From Lenz's Law I know that the current in the tube flows in the direction opposite to R to oppose the change in flux due to the rotation of the tube in the direction R. However, I am completely lost as to how to determine the direction of current flow across XY. It seems that the charges on the tube along XY are always parallel to the flux field of the magnet. Because of this, no emf should be induced across XY by Faraday's Law.
 A: Faraday's law fails here. Let's go back to basics. We use the Lorentz force.
And what is happening is as the rod rotates, the charges in it rotate too. However, the rod is neutral so there is no net current flowing. Now field of the bar magnet is towards left in the wire, the lorentz force applies on the protons and electrons inside the wire, causes the electrons only to move in the wire circularly as the force on the electron is towards centre of the winding(radially inwards) and the force on the protons is radially outwards which gets balanced by constraint forces of the wire.
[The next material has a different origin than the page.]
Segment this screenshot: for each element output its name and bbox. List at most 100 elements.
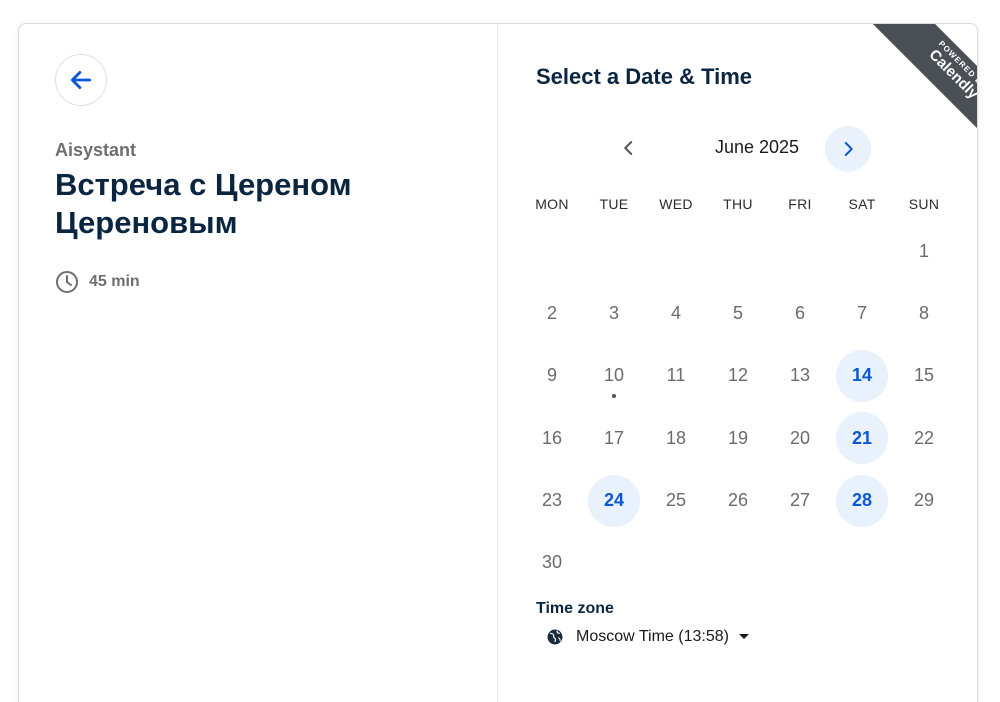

Thus only, electrons flow.
This causes, a net current to flow and thus we see the effect as an EMF. After a certain instant, there is an accumulation of negative charges at one end after which no more accumulation will take place.
Now regarding the direction of the current flow, it could have flown both ways by this logic. To find direction, now use the numerical values which are give as only one direction will give the matching value of the current in the question as 
 the $\vec{v}$ for the electrons, you need to take it from the frame of the magnet .
A: The Lorentz force appears to supply the solution.
It acts in the direction q${\bf v} \times {\bf B}$. Recall though that conventional current acts in the opposite direction to electron flow and that electrons are negatively charged!
And Faraday's law doesn't fail, just hard to apply. If you construct a long line integral loop along the axis of the cylinder and back through the conductor there is a rate of change of flux linkage due to the cylinder rotation, no E-field along the axis and therefore an E-field in the conductor.